Alfred Freiherr von Henikstein (11 August 1810 – 29 January 1882) was the highest ranking Jewish officer in the Austrian army and chief of staff before and during the Austro-Prussian War.

Von Henikstein was born in Oberdöbling near Vienna, the youngest son of the Jewish banker Ritter Joseph von Henikstein. He was baptized as a child and in 1828 entered in the Austrian engineering corps.

In 1829 he became lieutenant, in 1832 first lieutenant and in 1842 captain. In 1835 he married in Verona Santina von Scholl, daughter of the fortress architect Franz von Scholl, the "Austrian Vauban".

In 1848 he fought in Italy before Venice, participating in the construction of Fort San Pietro. He also took part in the Hungarian campaign and became in the same year major in the general staff, and in the following year colonel. With the IV. Corps he occupied Altona. In 1852 he lived in Venice, where his wife died in 1853. In 1854 he became major general, and in 1859 lieutenant general in Tyrol. 

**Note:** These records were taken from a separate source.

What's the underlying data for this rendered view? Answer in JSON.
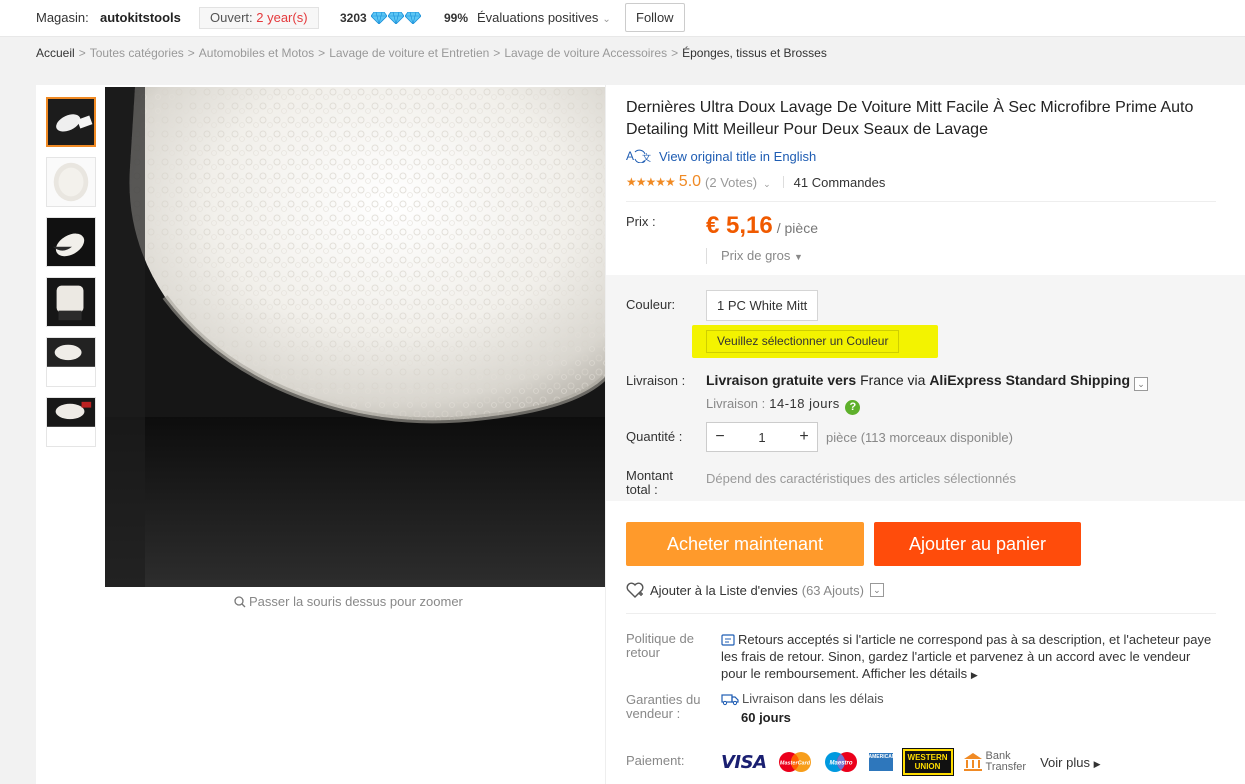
{
  "store": {
    "label": "Magasin:",
    "name": "autokitstools",
    "open_prefix": "Ouvert:",
    "open_years": "2 year(s)",
    "score": "3203",
    "positive_pct": "99%",
    "positive_label": "Évaluations positives",
    "follow": "Follow"
  },
  "breadcrumb": [
    "Accueil",
    "Toutes catégories",
    "Automobiles et Motos",
    "Lavage de voiture et Entretien",
    "Lavage de voiture Accessoires",
    "Éponges, tissus et Brosses"
  ],
  "gallery": {
    "thumbnails_count": 6,
    "active_index": 0,
    "zoom_hint": "Passer la souris dessus pour zoomer"
  },
  "product": {
    "title": "Dernières Ultra Doux Lavage De Voiture Mitt Facile À Sec Microfibre Prime Auto Detailing Mitt Meilleur Pour Deux Seaux de Lavage",
    "view_original": "View original title in English",
    "stars": "★★★★★",
    "rating": "5.0",
    "votes": "(2 Votes)",
    "orders": "41 Commandes"
  },
  "price": {
    "label": "Prix :",
    "value": "€ 5,16",
    "unit": "/ pièce",
    "bulk": "Prix de gros"
  },
  "color": {
    "label": "Couleur:",
    "option": "1 PC White Mitt",
    "warning": "Veuillez sélectionner un Couleur"
  },
  "shipping": {
    "label": "Livraison :",
    "free": "Livraison gratuite vers",
    "dest": "France via",
    "method": "AliExpress Standard Shipping",
    "delivery_label": "Livraison :",
    "delivery_days": "14-18 jours"
  },
  "quantity": {
    "label": "Quantité :",
    "minus": "−",
    "value": "1",
    "plus": "+",
    "available": "pièce (113 morceaux disponible)"
  },
  "total": {
    "label": "Montant total :",
    "value": "Dépend des caractéristiques des articles sélectionnés"
  },
  "actions": {
    "buy_now": "Acheter maintenant",
    "add_to_cart": "Ajouter au panier",
    "wishlist": "Ajouter à la Liste d'envies",
    "wishlist_count": "(63 Ajouts)"
  },
  "policy": {
    "label": "Politique de retour",
    "text": "Retours acceptés si l'article ne correspond pas à sa description, et l'acheteur paye les frais de retour. Sinon, gardez l'article et parvenez à un accord avec le vendeur pour le remboursement.",
    "more": "Afficher les détails"
  },
  "guarantee": {
    "label": "Garanties du vendeur :",
    "text": "Livraison dans les délais",
    "days": "60 jours"
  },
  "payment": {
    "label": "Paiement:",
    "visa": "VISA",
    "mastercard": "MasterCard",
    "maestro": "Maestro",
    "amex": "AMERICAN EXPRESS",
    "wu_line1": "WESTERN",
    "wu_line2": "UNION",
    "bank_line1": "Bank",
    "bank_line2": "Transfer",
    "more": "Voir plus"
  },
  "colors": {
    "orange": "#f05a00",
    "buy_button": "#ff9a2b",
    "cart_button": "#ff4c0b",
    "link_blue": "#1f5db3",
    "highlight": "#f3f300"
  }
}
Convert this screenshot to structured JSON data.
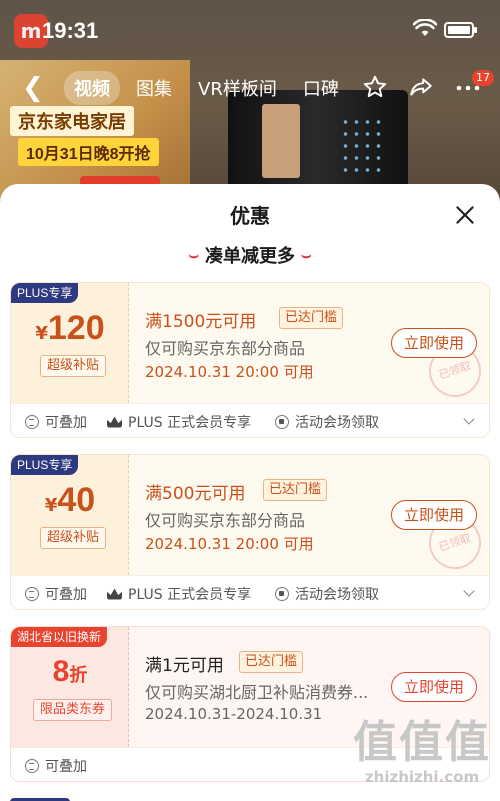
{
  "status_bar": {
    "time": "19:31"
  },
  "nav": {
    "tabs": [
      "视频",
      "图集",
      "VR样板间",
      "口碑"
    ],
    "active_tab": 0,
    "message_badge": "17"
  },
  "background": {
    "promo_line1": "京东家电家居",
    "promo_line2": "10月31日晚8开抢"
  },
  "sheet": {
    "title": "优惠",
    "subtitle": "凑单减更多"
  },
  "coupons": [
    {
      "tag": "PLUS专享",
      "currency": "¥",
      "amount": "120",
      "sublabel": "超级补贴",
      "condition": "满1500元可用",
      "reach_badge": "已达门槛",
      "description": "仅可购买京东部分商品",
      "validity": "2024.10.31 20:00 可用",
      "button": "立即使用",
      "stamp": "已领取",
      "footer": [
        "可叠加",
        "PLUS 正式会员专享",
        "活动会场领取"
      ]
    },
    {
      "tag": "PLUS专享",
      "currency": "¥",
      "amount": "40",
      "sublabel": "超级补贴",
      "condition": "满500元可用",
      "reach_badge": "已达门槛",
      "description": "仅可购买京东部分商品",
      "validity": "2024.10.31 20:00 可用",
      "button": "立即使用",
      "stamp": "已领取",
      "footer": [
        "可叠加",
        "PLUS 正式会员专享",
        "活动会场领取"
      ]
    },
    {
      "tag": "湖北省以旧换新",
      "amount": "8",
      "unit": "折",
      "sublabel": "限品类东券",
      "condition": "满1元可用",
      "reach_badge": "已达门槛",
      "description": "仅可购买湖北厨卫补贴消费券...",
      "validity": "2024.10.31-2024.10.31",
      "button": "立即使用",
      "footer": [
        "可叠加"
      ]
    }
  ],
  "watermark": {
    "logo": "值值值",
    "url": "zhizhizhi.com"
  },
  "colors": {
    "accent": "#c8511c",
    "plus_tag": "#2d3a80",
    "red": "#e8432f"
  }
}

He became chief of staff in 1863. An efficient officer on the corps level, he was promoted above his qualification and in spite of his own initial rejection of the appointment.

In the Austro-Prussian War of 1866 his role as chief of staff was revoked the day before the battle of Königgrätz, although he participated in the battle. After the war he was court-martialed; the process was stopped by the Emperor, but Henikstein had to retire.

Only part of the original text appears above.